Avant, il fallait que personne ne sache. Je prenais mes médicaments en cachette, je ne disais pas que j’allais voir un psy. Je n’aimais pas les gens qui m’avaient vue à l’hôpital. Je portais ça comme une tare. Une honte qui ne se disait pas mais s’avouait seulement, comme on avouerait un crime. J’avais peur de ce qui se disait, je me demandais qui savait, qui ne savait pas et qui savait quoi. Ce que ceux qui savaient un peu pouvaient bien imaginer. J’avais peur des jugements sans appel. Je rêvais que quelqu’un découvre tout et me sauve. Je me taisais avec l’envie de parler et la peur de réveler. Je vivais avec le poids de la schizophrénie silencieuse, la fierté de ne pas se plaindre et l’envie orgueilleuse qu’on le découvre malgré moi et qu’on m’admire un peu pour ça.

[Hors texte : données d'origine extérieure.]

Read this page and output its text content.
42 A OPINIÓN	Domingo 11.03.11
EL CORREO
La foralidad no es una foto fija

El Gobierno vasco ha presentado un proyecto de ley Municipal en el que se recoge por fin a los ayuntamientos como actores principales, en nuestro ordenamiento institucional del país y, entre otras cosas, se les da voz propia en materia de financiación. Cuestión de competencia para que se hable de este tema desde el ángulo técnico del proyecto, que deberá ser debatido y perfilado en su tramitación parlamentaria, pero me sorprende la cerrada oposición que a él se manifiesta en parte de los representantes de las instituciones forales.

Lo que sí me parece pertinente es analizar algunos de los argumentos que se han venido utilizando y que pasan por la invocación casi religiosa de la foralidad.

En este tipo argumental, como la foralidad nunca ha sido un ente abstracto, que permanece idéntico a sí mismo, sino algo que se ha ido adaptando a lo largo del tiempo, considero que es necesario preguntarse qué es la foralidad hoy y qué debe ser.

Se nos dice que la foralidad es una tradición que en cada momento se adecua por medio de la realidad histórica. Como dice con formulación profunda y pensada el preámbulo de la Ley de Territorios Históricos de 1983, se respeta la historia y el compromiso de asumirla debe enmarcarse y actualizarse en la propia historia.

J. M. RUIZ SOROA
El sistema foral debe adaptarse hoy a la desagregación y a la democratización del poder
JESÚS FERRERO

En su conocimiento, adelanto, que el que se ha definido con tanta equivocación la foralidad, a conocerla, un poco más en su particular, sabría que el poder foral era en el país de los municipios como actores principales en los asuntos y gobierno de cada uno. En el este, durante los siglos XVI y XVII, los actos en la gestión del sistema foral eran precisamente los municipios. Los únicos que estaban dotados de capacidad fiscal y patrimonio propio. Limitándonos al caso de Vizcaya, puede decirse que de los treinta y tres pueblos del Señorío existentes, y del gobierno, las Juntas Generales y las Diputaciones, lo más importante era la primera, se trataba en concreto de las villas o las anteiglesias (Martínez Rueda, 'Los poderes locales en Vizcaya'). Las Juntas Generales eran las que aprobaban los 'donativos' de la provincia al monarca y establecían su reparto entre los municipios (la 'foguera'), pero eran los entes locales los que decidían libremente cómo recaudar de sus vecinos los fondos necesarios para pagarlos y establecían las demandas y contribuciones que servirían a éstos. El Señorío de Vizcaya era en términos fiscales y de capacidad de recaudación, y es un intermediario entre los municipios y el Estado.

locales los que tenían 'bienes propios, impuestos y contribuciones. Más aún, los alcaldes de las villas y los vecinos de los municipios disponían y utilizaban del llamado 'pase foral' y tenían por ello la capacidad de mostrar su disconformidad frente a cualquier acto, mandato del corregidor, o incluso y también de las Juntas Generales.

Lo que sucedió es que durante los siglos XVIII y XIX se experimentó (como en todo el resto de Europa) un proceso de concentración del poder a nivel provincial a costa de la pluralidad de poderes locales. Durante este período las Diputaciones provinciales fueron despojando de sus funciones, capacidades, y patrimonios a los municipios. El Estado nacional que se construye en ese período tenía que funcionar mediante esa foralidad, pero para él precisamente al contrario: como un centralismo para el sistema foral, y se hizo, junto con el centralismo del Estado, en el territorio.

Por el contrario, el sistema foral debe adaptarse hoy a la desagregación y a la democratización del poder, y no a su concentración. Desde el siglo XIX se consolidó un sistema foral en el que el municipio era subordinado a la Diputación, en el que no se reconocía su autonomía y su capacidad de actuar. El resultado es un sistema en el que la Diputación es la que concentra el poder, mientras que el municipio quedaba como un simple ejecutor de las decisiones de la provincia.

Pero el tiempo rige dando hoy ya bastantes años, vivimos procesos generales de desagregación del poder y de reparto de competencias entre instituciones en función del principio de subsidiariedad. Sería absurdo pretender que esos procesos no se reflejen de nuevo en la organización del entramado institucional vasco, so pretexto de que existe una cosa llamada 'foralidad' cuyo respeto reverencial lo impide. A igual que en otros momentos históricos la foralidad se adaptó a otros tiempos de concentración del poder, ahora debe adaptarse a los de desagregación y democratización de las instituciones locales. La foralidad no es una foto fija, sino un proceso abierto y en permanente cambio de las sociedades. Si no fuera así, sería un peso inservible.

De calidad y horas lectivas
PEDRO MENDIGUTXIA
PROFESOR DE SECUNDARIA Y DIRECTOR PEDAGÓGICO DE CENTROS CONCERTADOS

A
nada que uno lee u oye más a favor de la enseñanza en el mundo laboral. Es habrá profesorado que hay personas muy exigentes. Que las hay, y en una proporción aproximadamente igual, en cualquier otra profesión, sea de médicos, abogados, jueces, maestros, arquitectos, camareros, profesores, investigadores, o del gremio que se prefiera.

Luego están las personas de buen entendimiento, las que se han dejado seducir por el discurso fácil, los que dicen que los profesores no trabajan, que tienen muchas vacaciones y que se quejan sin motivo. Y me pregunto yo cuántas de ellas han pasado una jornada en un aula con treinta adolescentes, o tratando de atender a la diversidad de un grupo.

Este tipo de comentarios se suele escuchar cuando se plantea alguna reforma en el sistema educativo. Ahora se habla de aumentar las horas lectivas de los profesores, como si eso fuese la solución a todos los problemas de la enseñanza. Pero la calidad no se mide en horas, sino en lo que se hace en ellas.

Mais ce silence m’étouffait, et depuis quand est-ce que je fermais ma gueule sur les sujets qui me révoltaient? Depuis quand laissais-je dire les gens? Sur les autres, tous les autres à propos de qui il est si facile de répandre des préjugés déshumanisants, je ne me suis jamais tue, ou juste en passant un soir ou deux parce que vraiment avec ces gens ce n’étaient pas la peine, je préfèrerais encore ne plus les voir, mais le dégoût de mon silence, je le sentais longtemps. Alors, sur les fous, j’allais me taire? J’allais la fermer parce que c’était de moi qu’on parlait, et enrager le soir seule chez moi? J’allais me taire comme si ce n’était que de moi qu’on parlait?
Eh bien non, un jour je me suis dit voilà je parle, voilà qui je suis, c’est politique. Le grand mot. Mais c’est vrai, je crois que j’aurais préféré me taire, à l’époque en tout cas. Maintenant j’en ai pris l’habitude, et tout ça ne m’appartient plus. La version écrite de ma maladie n’est plus à moi. Ces cahiers sur écran se confondent quasiment avec mes années noires, comme s’ils étaient le reflet parfait de ce temps-là, alors qu’ils en sont tellement loin, tellement rien à côté de tout ce qui a eu lieu. Et je me sens comme vide et transparente. Ce texte-vie, des gens le lisent, le transforment, le mettent sur images. Les gens que je connais regardent à travers cette lucarne dans mon passé et mes pensées. Alors il n’est plus à moi. Peut-être est-ce plus facile de le laisser vivre en l’ayant abandonné. Il est aux autres. Il est politique, alors qu’il n’a été écrit qu’avec mon sang et mes larmes et mes espoirs et désespoirs, pour moi seule, sans relecture, sans corrections, juste ce qu’il fallait que j’écrive pour ne pas mourir, et le voilà, nu, dans toute sa nudité, exposé à qui veut bien le regarder.
C’est étrange cette situation, aux antipodes de mon obsession de ne rien montrer. Je pensais que personne ne savait rien, je fonctionne aujourd’hui comme si tout le monde savait tout, mais la réalité est toujours entre les deux.
Impudeur contemporaine sans doute. Transparence cachée entre quatre murs parce que les gens m’épuisent. Paradoxe de la folie lucide. Des mots pour une expérience incommunicable. Ecrire pour quelqu’un. Au prix de quels dévoilements? La tranquillité est dans le silence. Mais la vie?
Je ne sais pas. Je me dis c’est politique. C’est plus facile, c’est une bonne raison, ça évite des questions angoissantes. Je n’imagine plus ce que les autres pensent, savent, supputent, colportent. Ils ont la version officielle et en font ce qu’ils veulent, je l’ai remise volontairement entre leurs mains, et peut-être bien que c’est plus facile de penser qu’en donnant cela, au moins le reste n’appartient qu’à moi. C’est une sorte de compromis paisible finalement.